None of this makes sense if a person cannot face conscious recollection of a real trauma and, instead, dissociates.

There must be conscious memory and realistic awareness to make use of the method.

I’m not saying to give up on applying the Counting Method to this client, because she may have some recent traumas that are in her awareness and that she can relive with you.

If she experiences relief in your presence, she may be able to confront more difficult situations. She probably dissociated at the time of early trauma, and is therefore easily moved to dissociate when reminded of those traumas.

I’d try to help her improve her overall sense of confidence, trust, fitness and resilience, before seeking a partnership in facing those wolves from the past. And remember this: the counting method is not meant to be a hypnotic procedure for uncovering repressed experience.

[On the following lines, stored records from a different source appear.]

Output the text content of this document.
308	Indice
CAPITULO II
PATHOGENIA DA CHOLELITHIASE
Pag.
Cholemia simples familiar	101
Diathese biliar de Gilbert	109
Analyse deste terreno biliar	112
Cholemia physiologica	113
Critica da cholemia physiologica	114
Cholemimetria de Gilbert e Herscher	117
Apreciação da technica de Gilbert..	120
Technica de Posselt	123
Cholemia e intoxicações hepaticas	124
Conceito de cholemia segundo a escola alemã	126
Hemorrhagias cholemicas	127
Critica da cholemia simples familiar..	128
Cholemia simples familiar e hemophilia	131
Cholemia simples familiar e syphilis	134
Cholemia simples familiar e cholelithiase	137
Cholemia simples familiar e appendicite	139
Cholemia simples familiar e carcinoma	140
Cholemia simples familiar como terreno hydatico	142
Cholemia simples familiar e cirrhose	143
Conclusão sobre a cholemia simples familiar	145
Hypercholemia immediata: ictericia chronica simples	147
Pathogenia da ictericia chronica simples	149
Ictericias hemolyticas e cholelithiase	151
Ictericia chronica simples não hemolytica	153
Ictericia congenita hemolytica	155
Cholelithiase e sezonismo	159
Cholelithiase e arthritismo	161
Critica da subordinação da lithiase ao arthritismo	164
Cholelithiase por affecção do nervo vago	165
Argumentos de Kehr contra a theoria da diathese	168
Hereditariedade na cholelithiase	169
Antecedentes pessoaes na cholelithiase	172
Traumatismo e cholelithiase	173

There are therapies that are based on “making what is unconscious conscious.” But PTSD treatment is really the opposite of that. We make what is all too conscious part of normal memory rather than part of a trauma-memory system. The trauma-memory, unlike autobiographical memory, bursts into awareness, disrupts concentration, has sharp, painful qualities, and needs to be “tamed” and “modulated.”

Maija, my first patient with trauma memories who used the counting method, dissociated during repetitive rape by a psychopath. But she did not dissociate during the counting. She recalled during counting what she recalled during intrusive episodes of traumatic memory. She said, “that’s when I would leave…” – referring to the phase of victimization when she dissociated. Counting helped her transform a trauma memory into a tolerable autobiographical memory. It did not serve to make the dissociated part of her experience conscious and clear.

Other patients have recalled forgotten or repressed parts of their trauma during counting. For example, Paul, the soldier who was ordered to kill Iraqi soldiers in a pitch dark bunker wearing night-vision goggles, recalled stepping on a body. He had not remembered that before we did the counting method. It is common for PTSD to include missing pieces of the trauma experience. This is PTSD diagnostic criterion C 3. The counting method may aid in recovering these missing pieces.

In sum, use the Counting Method to help reduce the frequency and intensity of conscious traumatic memory. Do not use it to search for totally repressed traumatic experience, although pieces of a trauma experience may come to light for the first time during counting. If your client dissociates (enters a trance or altered state of consciousness) when triggered by a reminder of a childhood trauma, consider ways to improve overall esteem, resilience, fitness, social support, and symptom reduction. Mastering the memory of recent trauma, becoming unafraid to think about it and to share it, may be an important part of this over-all therapeutic work. And the Counting Method may help with that.

A client who has built her resilience and resistance is much better able to heal the hurt child within.